Janie Gosselin Janie Gosselin
La Presse

« Les commentaires désobligeants que Hassan Guillet a faits ne concordent pas avec les valeurs du Parti libéral du Canada. Justin Trudeau et l’équipe libérale s’opposent fermement aux propos antisémites, haineux, racistes, islamophobes, homophobes, sexistes et à toute forme de discrimination », a fait savoir le parti par communiqué.

L’organisation juive B’nai Brith avait réclamé la disqualification du candidat libéral pour un « ensemble de déclarations troublantes et antisémites et anti-israéliennes ». L’ancien imam, devenu célèbre après l’attentat à la mosquée de Québec en 2017, devait porter les couleurs libérales dans la circonscription de Saint-Léonard—Saint-Michel, à Montréal.

Le B’nai Brith lui reprochait notamment d’avoir « célébré la libération de Raed Salah », un controversé prédicateur islamiste, et d’avoir qualifié Israël d’« État d’apartheid » lors d’une entrevue radiophonique.

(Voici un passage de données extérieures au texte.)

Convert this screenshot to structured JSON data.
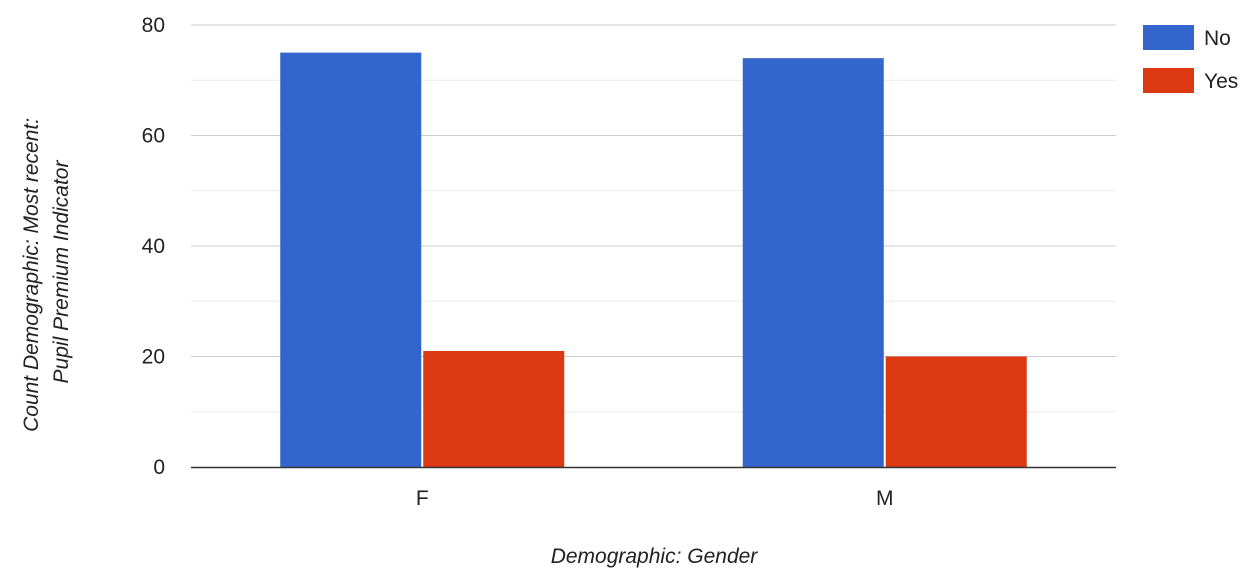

« Si ces déclarations pouvaient être considérées offensantes à certains de mes concitoyens de confession juive je m’en excuse, a fait savoir M.  Guillet dans un communiqué. Mon intention n’était pas d’offenser qui que ce soit. Le manque de sensibilité de ces déclarations ne reflète pas ma personnalité ni ma façon d’être. »

Il dit avoir évolué et s’être engagé « comme militant contre la haine et la violence » après les attentats de 2017.

En ce qui concerne plus spécifiquement le conflit israélo-palestinien, il soutient qu’« une solution doit être trouvée dans la dignité et le respect de tous ». « Nous, comme Canadiens, on ne peut que sympathiser avec les victimes de tous les côtés mais on ne peut pas imposer une solution », ajoute-t-il.

Le B’nai Brith a « applaudi la réaction rapide du Parti libéral », selon un communiqué.

Le Parti libéral a fait savoir que son « processus d’examen interne rigoureux » a duré des semaines.